在 OOP 中解析 S 表达式的正确方法
我正在寻找一种实现 S 表达式读取器的方法(稍后与 Scheme 解释器和编译器一起使用),但我一直在问自己应该如何(如果有的话)为其编写 AST。
我一直在阅读SICP,这在Scheme 中非常简单,但我希望以面向对象的方式用C++ 实现解释器和编译器。
请记住,我这样做只是为了学习目的,所以我并不是真正在寻找最简单或最快的方法,而是寻找正确且可重用的方法。
我在一些Scheme 实现中看到人们解析 s-表达式并轻松输出 cons 单元,如下所示:
struct Sexpr
{
};
struct Cons : public Sexpr
{
Sexpr* left;
Sexpr* right;
};
struct IntAtom : Sexpr
{
int value;
};
对于每种Scheme Atom
都有一个 Sexpr 子类,或者类似的东西。
我不确定,但这对我来说似乎是一种黑客行为……这项工作不应该由解释器而不是读者来完成吗?
我想知道的是,这是否被认为是读取 S 表达式的最佳(或正确)方式,或者这更多是解释器的工作而不是解析器的工作?解析器应该有自己的 AST 而不是依赖 cons 单元吗?
I am looking for a way to implement an S-expression reader (to be used later on with both an Scheme interpreter and a compiler), but I've been asking myself how (if at all) I should write an AST for it.

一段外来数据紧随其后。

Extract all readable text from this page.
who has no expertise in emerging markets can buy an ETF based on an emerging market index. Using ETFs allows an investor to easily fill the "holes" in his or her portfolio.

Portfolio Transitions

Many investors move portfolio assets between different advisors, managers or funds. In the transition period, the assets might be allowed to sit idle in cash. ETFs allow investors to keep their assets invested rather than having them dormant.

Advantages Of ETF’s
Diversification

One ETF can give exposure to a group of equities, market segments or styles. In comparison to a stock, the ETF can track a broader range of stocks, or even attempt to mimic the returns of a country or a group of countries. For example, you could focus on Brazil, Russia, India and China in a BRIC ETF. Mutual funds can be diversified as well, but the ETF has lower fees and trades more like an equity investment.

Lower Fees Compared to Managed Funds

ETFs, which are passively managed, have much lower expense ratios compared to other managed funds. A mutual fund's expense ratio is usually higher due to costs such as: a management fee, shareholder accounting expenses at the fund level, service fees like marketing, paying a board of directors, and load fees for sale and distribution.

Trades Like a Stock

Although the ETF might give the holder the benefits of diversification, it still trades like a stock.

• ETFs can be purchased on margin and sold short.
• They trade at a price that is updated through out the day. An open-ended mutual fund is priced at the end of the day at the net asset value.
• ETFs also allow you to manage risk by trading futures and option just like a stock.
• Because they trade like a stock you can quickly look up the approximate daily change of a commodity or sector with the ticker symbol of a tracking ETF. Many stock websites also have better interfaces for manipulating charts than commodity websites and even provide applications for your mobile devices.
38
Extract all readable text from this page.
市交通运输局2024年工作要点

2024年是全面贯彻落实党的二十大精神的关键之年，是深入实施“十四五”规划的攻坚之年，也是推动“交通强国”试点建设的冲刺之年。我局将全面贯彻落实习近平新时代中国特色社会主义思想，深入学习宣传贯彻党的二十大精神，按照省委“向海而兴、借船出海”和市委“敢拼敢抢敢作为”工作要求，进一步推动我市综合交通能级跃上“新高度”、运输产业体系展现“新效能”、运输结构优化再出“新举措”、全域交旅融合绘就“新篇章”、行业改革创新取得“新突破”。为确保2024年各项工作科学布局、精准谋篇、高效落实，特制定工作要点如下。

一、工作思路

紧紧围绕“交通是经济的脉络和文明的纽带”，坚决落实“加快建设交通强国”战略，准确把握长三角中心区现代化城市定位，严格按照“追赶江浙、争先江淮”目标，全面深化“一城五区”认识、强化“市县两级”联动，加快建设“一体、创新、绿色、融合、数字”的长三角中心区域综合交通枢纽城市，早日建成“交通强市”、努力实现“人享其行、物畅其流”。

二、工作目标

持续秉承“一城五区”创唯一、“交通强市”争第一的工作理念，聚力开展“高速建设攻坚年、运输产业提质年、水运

I've been reading SICP, and this is quite straightforward from within Scheme, but I'm looking to implement the interpreter and compiler in C++, in OO fashion.
Please, keep in mind that I'm doing this only for learning purposes, so I'm not really looking for the easiest or quickest way of doing this, but rather the correct and reusable way of doing it.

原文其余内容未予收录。